I never should have agreed to bring her along. I know she would have found a way to follow us, though, and I thought we could keep her safe. Instead, we’ve managed to let her see the tragic scene of her sister’s death, and get captured by the men responsible for it.

I glance at Zo, and he shifts when I do.

We’re not going to be able to get Valerie out of here and save Ana Sofia.

A split-second decision has us racing after the men who just took our Omega.

It doesn’t matter that we haven’t claimed her yet, we’ve all decided she’s ours.

We just have to convince her that’s what she wants.

She’s going to need us after this.

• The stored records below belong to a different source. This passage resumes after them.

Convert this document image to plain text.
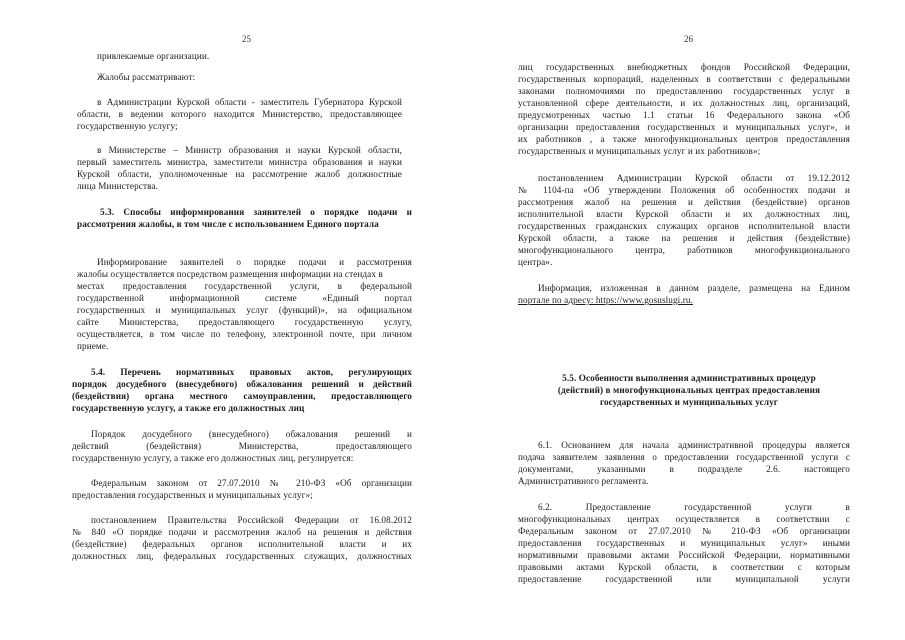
25
привлекаемые организации.
Жалобы рассматривают:
в Администрации Курской области - заместитель Губернатора Курской
области, в ведении которого находится Министерство, предоставляющее
государственную услугу;
в Министерстве – Министр образования и науки Курской области,
первый заместитель министра, заместители министра образования и науки
Курской области, уполномоченные на рассмотрение жалоб должностные
лица Министерства.
5.3. Способы информирования заявителей о порядке подачи и
рассмотрения жалобы, в том числе с использованием Единого портала
Информирование заявителей о порядке подачи и рассмотрения
жалобы осуществляется посредством размещения информации на стендах в
местах предоставления государственной услуги, в федеральной
государственной информационной системе «Единый портал
государственных и муниципальных услуг (функций)», на официальном
сайте Министерства, предоставляющего государственную услугу,
осуществляется, в том числе по телефону, электронной почте, при личном
приеме.
5.4. Перечень нормативных правовых актов, регулирующих
порядок досудебного (внесудебного) обжалования решений и действий
(бездействия) органа местного самоуправления, предоставляющего
государственную услугу, а также его должностных лиц
Порядок досудебного (внесудебного) обжалования решений и
действий (бездействия) Министерства, предоставляющего
государственную услугу, а также его должностных лиц, регулируется:
Федеральным законом от 27.07.2010 № 210-ФЗ «Об организации
предоставления государственных и муниципальных услуг»;
постановлением Правительства Российской Федерации от 16.08.2012
№ 840 «О порядке подачи и рассмотрения жалоб на решения и действия
(бездействие) федеральных органов исполнительной власти и их
должностных лиц, федеральных государственных служащих, должностных
26
лиц государственных внебюджетных фондов Российской Федерации,
государственных корпораций, наделенных в соответствии с федеральными
законами полномочиями по предоставлению государственных услуг в
установленной сфере деятельности, и их должностных лиц, организаций,
предусмотренных частью 1.1 статьи 16 Федерального закона «Об
организации предоставления государственных и муниципальных услуг», и
их работников , а также многофункциональных центров предоставления
государственных и муниципальных услуг и их работников»;
постановлением Администрации Курской области от 19.12.2012
№ 1104-па «Об утверждении Положения об особенностях подачи и
рассмотрения жалоб на решения и действия (бездействие) органов
исполнительной власти Курской области и их должностных лиц,
государственных гражданских служащих органов исполнительной власти
Курской области, а также на решения и действия (бездействие)
многофункционального центра, работников многофункционального
центра».
Информация, изложенная в данном разделе, размещена на Едином
портале по адресу: https://www.gosuslugi.ru.
5.5. Особенности выполнения административных процедур
(действий) в многофункциональных центрах предоставления
государственных и муниципальных услуг
6.1. Основанием для начала административной процедуры является
подача заявителем заявления о предоставлении государственной услуги с
документами, указанными в подразделе 2.6. настоящего
Административного регламента.
6.2. Предоставление государственной услуги в
многофункциональных центрах осуществляется в соответствии с
Федеральным законом от 27.07.2010 № 210-ФЗ «Об организации
предоставления государственных и муниципальных услуг» иными
нормативными правовыми актами Российской Федерации, нормативными
правовыми актами Курской области, в соответствии с которым
предоставление государственной или муниципальной услуги
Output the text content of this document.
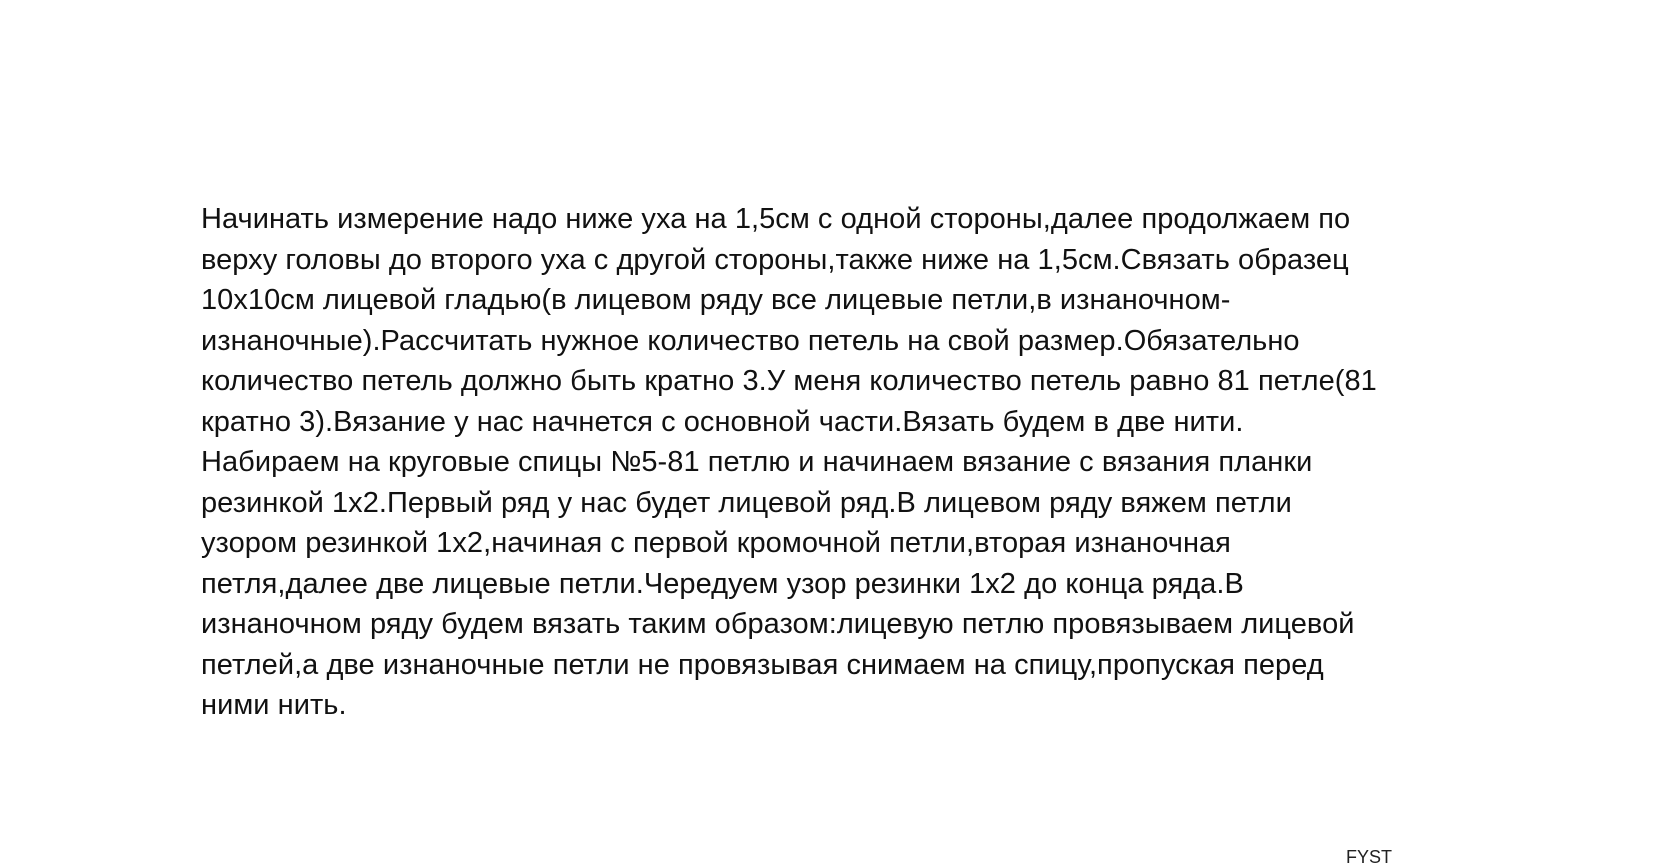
Начинать измерение надо ниже уха на 1,5см с одной стороны,далее продолжаем по
верху головы до второго уха с другой стороны,также ниже на 1,5см.Связать образец
10х10см лицевой гладью(в лицевом ряду все лицевые петли,в изнаночном-
изнаночные).Рассчитать нужное количество петель на свой размер.Обязательно
количество петель должно быть кратно 3.У меня количество петель равно 81 петле(81
кратно 3).Вязание у нас начнется с основной части.Вязать будем в две нити.
Набираем на круговые спицы №5-81 петлю и начинаем вязание с вязания планки
резинкой 1х2.Первый ряд у нас будет лицевой ряд.В лицевом ряду вяжем петли
узором резинкой 1х2,начиная с первой кромочной петли,вторая изнаночная
петля,далее две лицевые петли.Чередуем узор резинки 1х2 до конца ряда.В
изнаночном ряду будем вязать таким образом:лицевую петлю провязываем лицевой
петлей,а две изнаночные петли не провязывая снимаем на спицу,пропуская перед
ними нить.

FYST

My heart aches, remembering that sorrowful howl that poured out of her.

We turn the corner and find Zac, in coyote form, standing over Ana Sofia’s unconscious body with blood on his muzzle. The human man who grabbed our girl is bleeding out next to them. Good job, Zac. As if he heard my thought, he nods at me.

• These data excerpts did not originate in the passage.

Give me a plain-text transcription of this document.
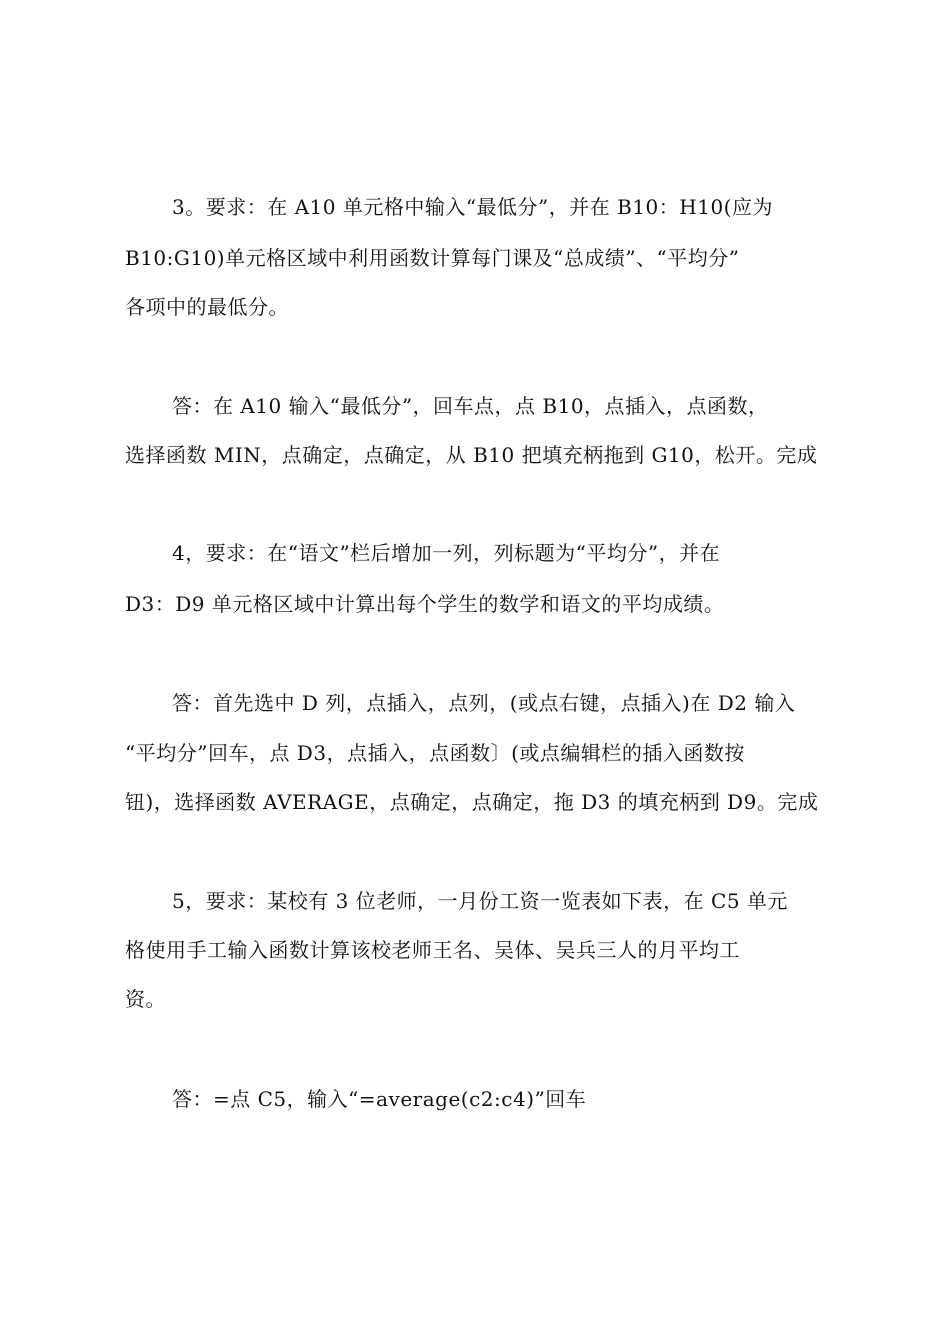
3。要求：在 A10 单元格中输入“最低分”，并在 B10：H10(应为
B10:G10)单元格区域中利用函数计算每门课及“总成绩”、“平均分”
各项中的最低分。
答：在 A10 输入“最低分”，回车点，点 B10，点插入，点函数，
选择函数 MIN，点确定，点确定，从 B10 把填充柄拖到 G10，松开。完成
4，要求：在“语文”栏后增加一列，列标题为“平均分”，并在
D3：D9 单元格区域中计算出每个学生的数学和语文的平均成绩。
答：首先选中 D 列，点插入，点列，(或点右键，点插入)在 D2 输入
“平均分”回车，点 D3，点插入，点函数〕(或点编辑栏的插入函数按
钮)，选择函数 AVERAGE，点确定，点确定，拖 D3 的填充柄到 D9。完成
5，要求：某校有 3 位老师，一月份工资一览表如下表，在 C5 单元
格使用手工输入函数计算该校老师王名、吴体、吴兵三人的月平均工
资。
答：=点 C5，输入“=average(c2:c4)”回车
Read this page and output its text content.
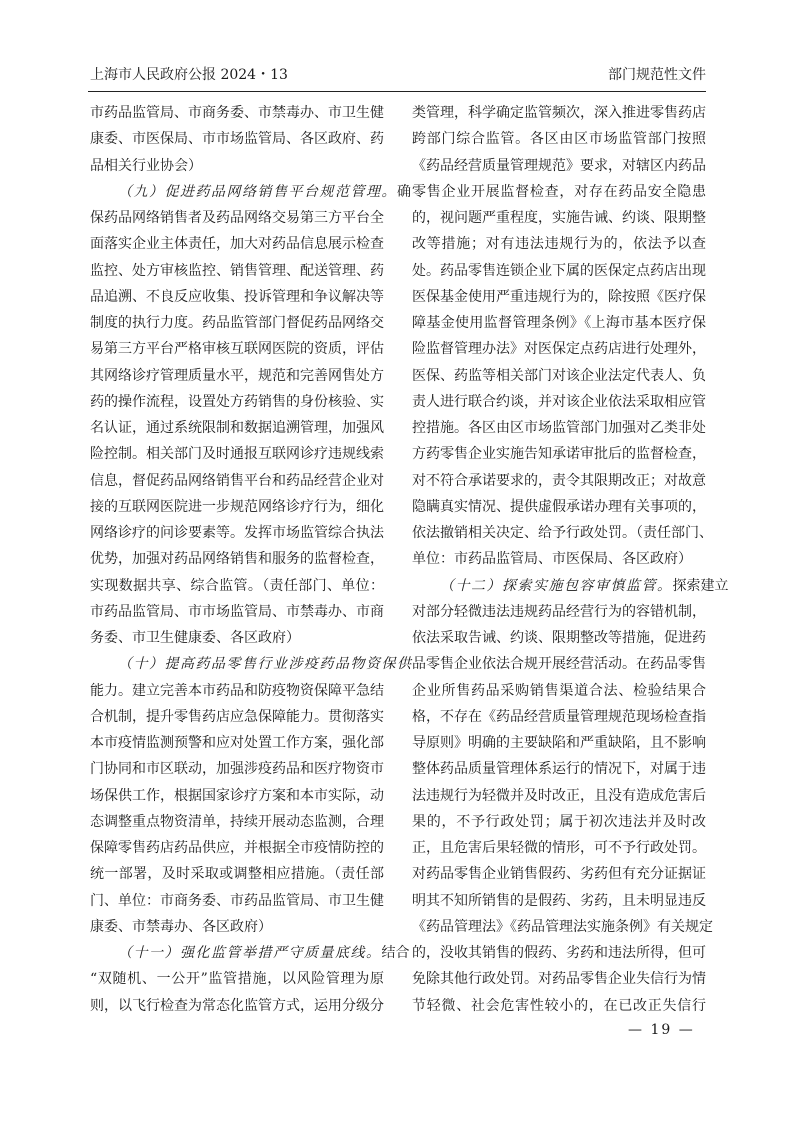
上海市人民政府公报 2024・13	部门规范性文件
市药品监管局、市商务委、市禁毒办、市卫生健
康委、市医保局、市市场监管局、各区政府、药
品相关行业协会）
（九）促进药品网络销售平台规范管理。确
保药品网络销售者及药品网络交易第三方平台全
面落实企业主体责任，加大对药品信息展示检查
监控、处方审核监控、销售管理、配送管理、药
品追溯、不良反应收集、投诉管理和争议解决等
制度的执行力度。药品监管部门督促药品网络交
易第三方平台严格审核互联网医院的资质，评估
其网络诊疗管理质量水平，规范和完善网售处方
药的操作流程，设置处方药销售的身份核验、实
名认证，通过系统限制和数据追溯管理，加强风
险控制。相关部门及时通报互联网诊疗违规线索
信息，督促药品网络销售平台和药品经营企业对
接的互联网医院进一步规范网络诊疗行为，细化
网络诊疗的问诊要素等。发挥市场监管综合执法
优势，加强对药品网络销售和服务的监督检查，
实现数据共享、综合监管。（责任部门、单位：
市药品监管局、市市场监管局、市禁毒办、市商
务委、市卫生健康委、各区政府）
（十）提高药品零售行业涉疫药品物资保供
能力。建立完善本市药品和防疫物资保障平急结
合机制，提升零售药店应急保障能力。贯彻落实
本市疫情监测预警和应对处置工作方案，强化部
门协同和市区联动，加强涉疫药品和医疗物资市
场保供工作，根据国家诊疗方案和本市实际，动
态调整重点物资清单，持续开展动态监测，合理
保障零售药店药品供应，并根据全市疫情防控的
统一部署，及时采取或调整相应措施。（责任部
门、单位：市商务委、市药品监管局、市卫生健
康委、市禁毒办、各区政府）
（十一）强化监管举措严守质量底线。结合
“双随机、一公开”监管措施，以风险管理为原
则，以飞行检查为常态化监管方式，运用分级分
类管理，科学确定监管频次，深入推进零售药店
跨部门综合监管。各区由区市场监管部门按照
《药品经营质量管理规范》要求，对辖区内药品
零售企业开展监督检查，对存在药品安全隐患
的，视问题严重程度，实施告诫、约谈、限期整
改等措施；对有违法违规行为的，依法予以查
处。药品零售连锁企业下属的医保定点药店出现
医保基金使用严重违规行为的，除按照《医疗保
障基金使用监督管理条例》《上海市基本医疗保
险监督管理办法》对医保定点药店进行处理外，
医保、药监等相关部门对该企业法定代表人、负
责人进行联合约谈，并对该企业依法采取相应管
控措施。各区由区市场监管部门加强对乙类非处
方药零售企业实施告知承诺审批后的监督检查，
对不符合承诺要求的，责令其限期改正；对故意
隐瞒真实情况、提供虚假承诺办理有关事项的，
依法撤销相关决定、给予行政处罚。（责任部门、
单位：市药品监管局、市医保局、各区政府）
（十二）探索实施包容审慎监管。探索建立
对部分轻微违法违规药品经营行为的容错机制，
依法采取告诫、约谈、限期整改等措施，促进药
品零售企业依法合规开展经营活动。在药品零售
企业所售药品采购销售渠道合法、检验结果合
格，不存在《药品经营质量管理规范现场检查指
导原则》明确的主要缺陷和严重缺陷，且不影响
整体药品质量管理体系运行的情况下，对属于违
法违规行为轻微并及时改正，且没有造成危害后
果的，不予行政处罚；属于初次违法并及时改
正，且危害后果轻微的情形，可不予行政处罚。
对药品零售企业销售假药、劣药但有充分证据证
明其不知所销售的是假药、劣药，且未明显违反
《药品管理法》《药品管理法实施条例》有关规定
的，没收其销售的假药、劣药和违法所得，但可
免除其他行政处罚。对药品零售企业失信行为情
节轻微、社会危害性较小的，在已改正失信行
— 19 —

Zo and I square up with the other two men who were threatening Zac and Ana Sofia with knives.

None of this makes any sense. We need to take one of these guys alive so we can get some answers.

I shift into my human form, because if I remain a coyote, I’ll rip their faces off for what they’ve done to our girl’s sister.

The man closest to me lunges, thrusting the knife at me.

I grab his wrist, twisting it until he drops the knife.

Then I elbow him in the face twice to knock him out.

When I turn to look, Zo is tearing the throat out of the other man.

I don’t have time to wonder about the blood streaking his side.

I’ll find out soon enough if it’s his or the other man’s.

For now, we have to get Ana Sofia out of here. We’ve made a lot of noise, and there could be more guys coming. “We have to go—now!”

Isaac shifts and scoops up Ana Sofia. I slip a zip tie around the unconscious man’s wrists and use another to tie his ankles before tossing him over my shoulder.

Zo doesn’t shift, and that tells me the blood is probably his.

Fuck. This entire mission went completely sideways, and I’m not sure how to bring it back.

The three of us dart back to the SUV, locking our prisoner in the back, then settling Ana Sofia and Zo in the middle seat. I climb into the driver’s seat and Zac rides shotgun.

“I’m sorry, Diego. She got really upset all of a sudden and ran off. I followed her, but I was too late,” Zac says.

I shake my head. “I should have known it was a bad idea to bring her. She must have felt it along the bond that’s forming between us. There’s no other explanation. We found her sister’s body. Zo and I were trying to figure out how to get her out of there when Ana Sofia showed up.”

“I should have stopped her,” he argues.

“You couldn’t have done anything other than what you did,” I respond. “She’s stubborn, and she would have found a way to get to us. Let’s focus on taking care of her and Zo for now. Then when this asshole wakes up, we can get some information out of him.”

We drive the rest of the way in silence. I know Zac isn’t done blaming himself, but it’s not his fault. I’m the one to blame here.